Quantum computing will break yesterday’s encryption faster than anyone is ready for. The only defense is to move now — to quantum-safe cryptography paired with a unified access proxy that protects every connection, every identity, every service.
A quantum-safe cryptography unified access proxy is not one product. It is an architecture. It replaces vulnerable algorithms with post-quantum counterparts, like lattice-based and hash-based signatures, while consolidating authentication and authorization into a single enforcement point. This prevents fragmented security policies and closes the gaps where attackers slip in.

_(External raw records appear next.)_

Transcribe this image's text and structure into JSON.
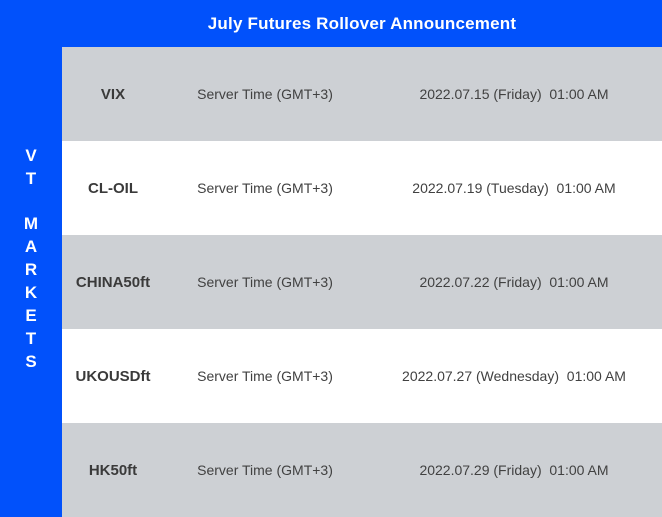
{
  "header": {
    "title": "July Futures Rollover Announcement"
  },
  "sidebar": {
    "brand_lines": [
      "VT",
      "MARKETS"
    ]
  },
  "table": {
    "rows": [
      {
        "symbol": "VIX",
        "server_time": "Server Time (GMT+3)",
        "rollover_datetime": "2022.07.15 (Friday)  01:00 AM"
      },
      {
        "symbol": "CL-OIL",
        "server_time": "Server Time (GMT+3)",
        "rollover_datetime": "2022.07.19 (Tuesday)  01:00 AM"
      },
      {
        "symbol": "CHINA50ft",
        "server_time": "Server Time (GMT+3)",
        "rollover_datetime": "2022.07.22 (Friday)  01:00 AM"
      },
      {
        "symbol": "UKOUSDft",
        "server_time": "Server Time (GMT+3)",
        "rollover_datetime": "2022.07.27 (Wednesday)  01:00 AM"
      },
      {
        "symbol": "HK50ft",
        "server_time": "Server Time (GMT+3)",
        "rollover_datetime": "2022.07.29 (Friday)  01:00 AM"
      }
    ]
  },
  "colors": {
    "brand_blue": "#0151FB",
    "row_gray": "#CDD0D4",
    "row_white": "#FFFFFF",
    "title_text": "#FFFFFF",
    "row_text": "#414141"
  }
}
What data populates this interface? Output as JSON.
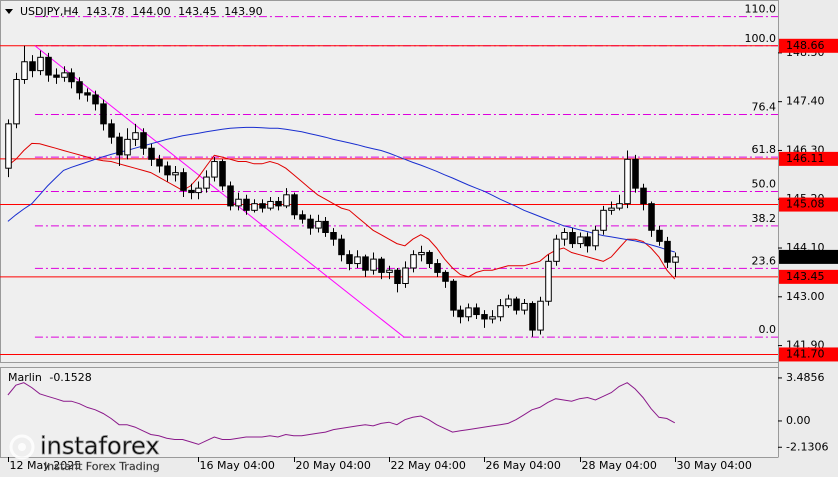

Most systems today use TLS with RSA or ECC. Quantum machines running Shor’s algorithm can dismantle them in hours. Swapping to post-quantum algorithms mitigates this risk, but doing it piecemeal leaves exposure. A unified access proxy sits in the traffic path, forcing every inbound and outbound interaction through quantum-resistant channels. This enforces consistency. It simplifies key rotation. It makes protocol upgrades immediate across the stack.
With a unified access proxy, cryptographic migration is centralized. Instead of rewriting every microservice or endpoint, the proxy handles protocol negotiation, certificate distribution, and key exchange using quantum-safe primitives. The infrastructure shifts from a scattered upgrade effort to a controlled, synchronized change.